Georgi Guninski, a well-known security adviser, posted an alert Saturday warning people that if they visit a Web page using IE 5.5, hackers could read their files, and if the file name is known, those files could be sent to another server. The IE 5.5 bug also affects Microsoft Outlook and Outlook Express e-mail software, according to Guninski, who rated the bug risk "high."
Guninski said the problem appears to be linked to two pieces of ActiveX programming code used within IE 5.5 and has the potential to affect all users of the browser.
"To solve this particular issue, disable Active Scripting," Guninski advised. He recommends against using IE for browsing the Internet if Active Scripting has been enabled, "because this is dangerous" and may lead hackers to execute a user's programs.
Guninski also noted that hackers could gain access to bookmarked Web pages.
Microsoft was not immediately available for comment. Guninski said he informed the company of the security hole last week.
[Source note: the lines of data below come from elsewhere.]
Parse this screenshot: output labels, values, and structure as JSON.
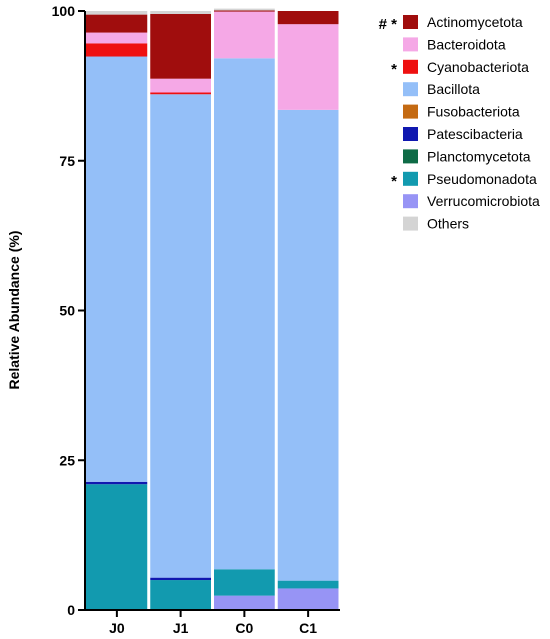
{
  "chart_data": {
    "type": "bar",
    "stacked": true,
    "title": "",
    "xlabel": "",
    "ylabel": "Relative Abundance (%)",
    "ylim": [
      0,
      100
    ],
    "yticks": [
      0,
      25,
      50,
      75,
      100
    ],
    "categories": [
      "J0",
      "J1",
      "C0",
      "C1"
    ],
    "grid": false,
    "legend_position": "right",
    "series": [
      {
        "name": "Verrucomicrobiota",
        "color": "#9794F5",
        "values": [
          0,
          0,
          2.4,
          3.6
        ]
      },
      {
        "name": "Pseudomonadota",
        "color": "#129AAF",
        "values": [
          21.0,
          5.0,
          4.4,
          1.3
        ]
      },
      {
        "name": "Planctomycetota",
        "color": "#0E6B46",
        "values": [
          0,
          0,
          0,
          0
        ]
      },
      {
        "name": "Patescibacteria",
        "color": "#1018B0",
        "values": [
          0.4,
          0.4,
          0,
          0
        ]
      },
      {
        "name": "Fusobacteriota",
        "color": "#C46A12",
        "values": [
          0,
          0,
          0,
          0
        ]
      },
      {
        "name": "Bacillota",
        "color": "#94BFF8",
        "values": [
          71.0,
          80.7,
          85.3,
          78.6
        ]
      },
      {
        "name": "Cyanobacteriota",
        "color": "#EE1010",
        "values": [
          2.2,
          0.3,
          0,
          0
        ]
      },
      {
        "name": "Bacteroidota",
        "color": "#F5A8E6",
        "values": [
          1.8,
          2.3,
          7.8,
          14.3
        ]
      },
      {
        "name": "Actinomycetota",
        "color": "#A00D0D",
        "values": [
          3.0,
          10.8,
          0.2,
          2.2
        ]
      },
      {
        "name": "Others",
        "color": "#D4D4D4",
        "values": [
          0.6,
          0.5,
          0.3,
          0
        ]
      }
    ],
    "legend": [
      {
        "label": "Actinomycetota",
        "color": "#A00D0D",
        "mark": "# *"
      },
      {
        "label": "Bacteroidota",
        "color": "#F5A8E6",
        "mark": ""
      },
      {
        "label": "Cyanobacteriota",
        "color": "#EE1010",
        "mark": "*"
      },
      {
        "label": "Bacillota",
        "color": "#94BFF8",
        "mark": ""
      },
      {
        "label": "Fusobacteriota",
        "color": "#C46A12",
        "mark": ""
      },
      {
        "label": "Patescibacteria",
        "color": "#1018B0",
        "mark": ""
      },
      {
        "label": "Planctomycetota",
        "color": "#0E6B46",
        "mark": ""
      },
      {
        "label": "Pseudomonadota",
        "color": "#129AAF",
        "mark": "*"
      },
      {
        "label": "Verrucomicrobiota",
        "color": "#9794F5",
        "mark": ""
      },
      {
        "label": "Others",
        "color": "#D4D4D4",
        "mark": ""
      }
    ]
  }
}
On Friday, Microsoft warned that a security hole in IE 5.01 and 5.5 could cause the browser to automatically open HTML e-mail attachments that could be used by an attacker to execute malicious code. The flaw could result in IE launching an e-mail attachment automatically, which could leave computers vulnerable to an attack.
The Redmond, Wash.-based software giant quickly developed a patch to the bug that can be downloaded from its Web site.
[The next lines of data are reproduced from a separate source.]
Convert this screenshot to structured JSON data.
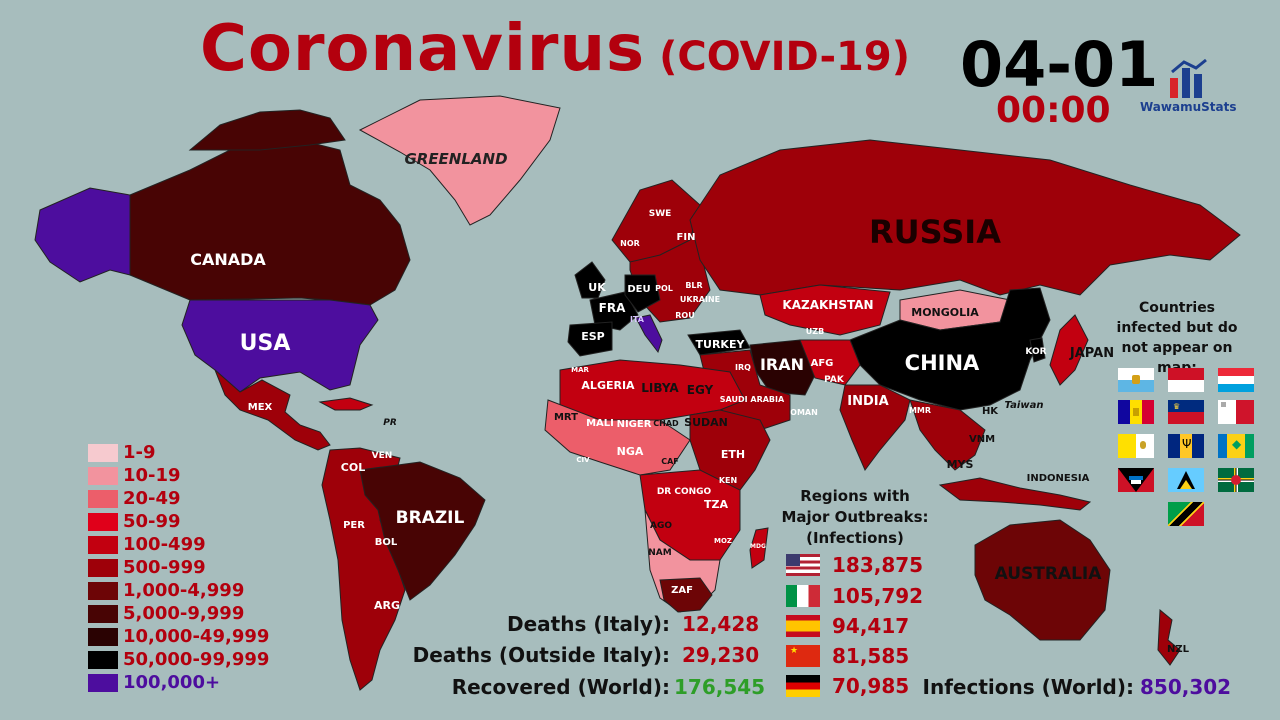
{
  "title": {
    "main": "Coronavirus",
    "sub": "(COVID-19)"
  },
  "date": "04-01",
  "time": "00:00",
  "logo": {
    "text": "WawamuStats"
  },
  "legend": [
    {
      "label": "1-9",
      "color": "#f6cacf"
    },
    {
      "label": "10-19",
      "color": "#f2939e"
    },
    {
      "label": "20-49",
      "color": "#ec5e6a"
    },
    {
      "label": "50-99",
      "color": "#e0001a"
    },
    {
      "label": "100-499",
      "color": "#c20010"
    },
    {
      "label": "500-999",
      "color": "#9e0009"
    },
    {
      "label": "1,000-4,999",
      "color": "#6d0506"
    },
    {
      "label": "5,000-9,999",
      "color": "#480404"
    },
    {
      "label": "10,000-49,999",
      "color": "#2a0202"
    },
    {
      "label": "50,000-99,999",
      "color": "#000000"
    },
    {
      "label": "100,000+",
      "color": "#4d0d9e"
    }
  ],
  "map_labels": {
    "greenland": "GREENLAND",
    "canada": "CANADA",
    "usa": "USA",
    "brazil": "BRAZIL",
    "russia": "RUSSIA",
    "china": "CHINA",
    "australia": "AUSTRALIA",
    "iran": "IRAN",
    "kazakhstan": "KAZAKHSTAN",
    "mongolia": "MONGOLIA",
    "japan": "JAPAN",
    "india": "INDIA",
    "turkey": "TURKEY",
    "indonesia": "INDONESIA",
    "algeria": "ALGERIA",
    "libya": "LIBYA",
    "egypt": "EGY",
    "sudan": "SUDAN",
    "mali": "MALI",
    "niger": "NIGER",
    "chad": "CHAD",
    "mauritania": "MRT",
    "nigeria": "NGA",
    "ethiopia": "ETH",
    "dr_congo": "DR CONGO",
    "tanzania": "TZA",
    "kenya": "KEN",
    "angola": "AGO",
    "namibia": "NAM",
    "south_africa": "ZAF",
    "car": "CAF",
    "uk": "UK",
    "france": "FRA",
    "germany": "DEU",
    "spain": "ESP",
    "italy": "ITA",
    "poland": "POL",
    "ukraine": "UKRAINE",
    "belarus": "BLR",
    "romania": "ROU",
    "finland": "FIN",
    "sweden": "SWE",
    "norway": "NOR",
    "korea": "KOR",
    "hong_kong": "HK",
    "taiwan": "Taiwan",
    "vietnam": "VNM",
    "malaysia": "MYS",
    "myanmar": "MMR",
    "new_zealand": "NZL",
    "colombia": "COL",
    "venezuela": "VEN",
    "peru": "PER",
    "bolivia": "BOL",
    "argentina": "ARG",
    "mexico": "MEX",
    "puerto_rico": "PR",
    "afghanistan": "AFG",
    "pakistan": "PAK",
    "iraq": "IRQ",
    "saudi_arabia": "SAUDI ARABIA",
    "oman": "OMAN",
    "uzbekistan": "UZB",
    "cote_divoire": "CIV",
    "morocco": "MAR",
    "mozambique": "MOZ",
    "madagascar": "MDG"
  },
  "deaths_italy": {
    "label": "Deaths (Italy):",
    "value": "12,428"
  },
  "deaths_outside": {
    "label": "Deaths (Outside Italy):",
    "value": "29,230"
  },
  "recovered": {
    "label": "Recovered (World):",
    "value": "176,545"
  },
  "infections_world": {
    "label": "Infections (World):",
    "value": "850,302"
  },
  "major_outbreaks": {
    "title": "Regions with Major Outbreaks: (Infections)",
    "rows": [
      {
        "flag": "usa-flag-icon",
        "value": "183,875"
      },
      {
        "flag": "italy-flag-icon",
        "value": "105,792"
      },
      {
        "flag": "spain-flag-icon",
        "value": "94,417"
      },
      {
        "flag": "china-flag-icon",
        "value": "81,585"
      },
      {
        "flag": "germany-flag-icon",
        "value": "70,985"
      }
    ]
  },
  "not_on_map": {
    "title": "Countries infected but do not appear on map:",
    "flags": [
      "san-marino-flag-icon",
      "monaco-flag-icon",
      "luxembourg-flag-icon",
      "andorra-flag-icon",
      "liechtenstein-flag-icon",
      "malta-flag-icon",
      "vatican-flag-icon",
      "barbados-flag-icon",
      "saint-vincent-flag-icon",
      "antigua-flag-icon",
      "saint-lucia-flag-icon",
      "grenada-flag-icon",
      "dominica-flag-icon",
      "saint-kitts-flag-icon"
    ]
  },
  "colors": {
    "accent_red": "#b3000e",
    "purple": "#4d0d9e",
    "green": "#2e9e28",
    "water": "#a7bdbd"
  }
}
Just days before Microsoft released its security bulletin on IE, Guninski said he discovered another a bug in Microsoft's browser software that could let hackers read the e-mail and computer files of some unsuspecting people.
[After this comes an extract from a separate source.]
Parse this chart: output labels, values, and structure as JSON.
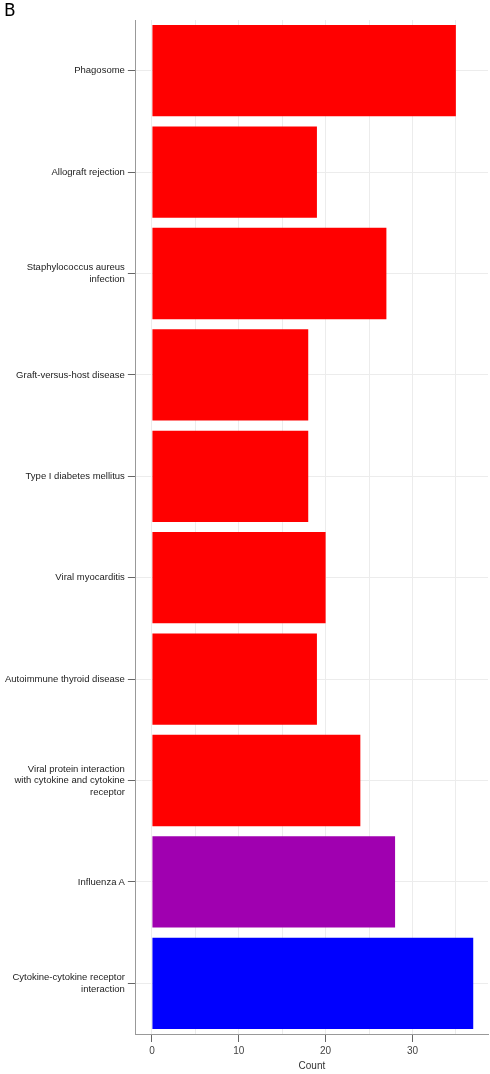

Some industry observers have said that it has been difficult to figure out all of the vulnerabilities in IE software because the software is so complicated and interoperates with many other applications.
Microsoft has been heavily criticized in the past for security holes detected in its widely used software products. Several vulnerabilities recently have been spotted in IE as well as in other software products.
Microsoft's popular Outlook software, for instance, played a key role in the rapid spread of some destructive viruses, including I Love You and Melissa.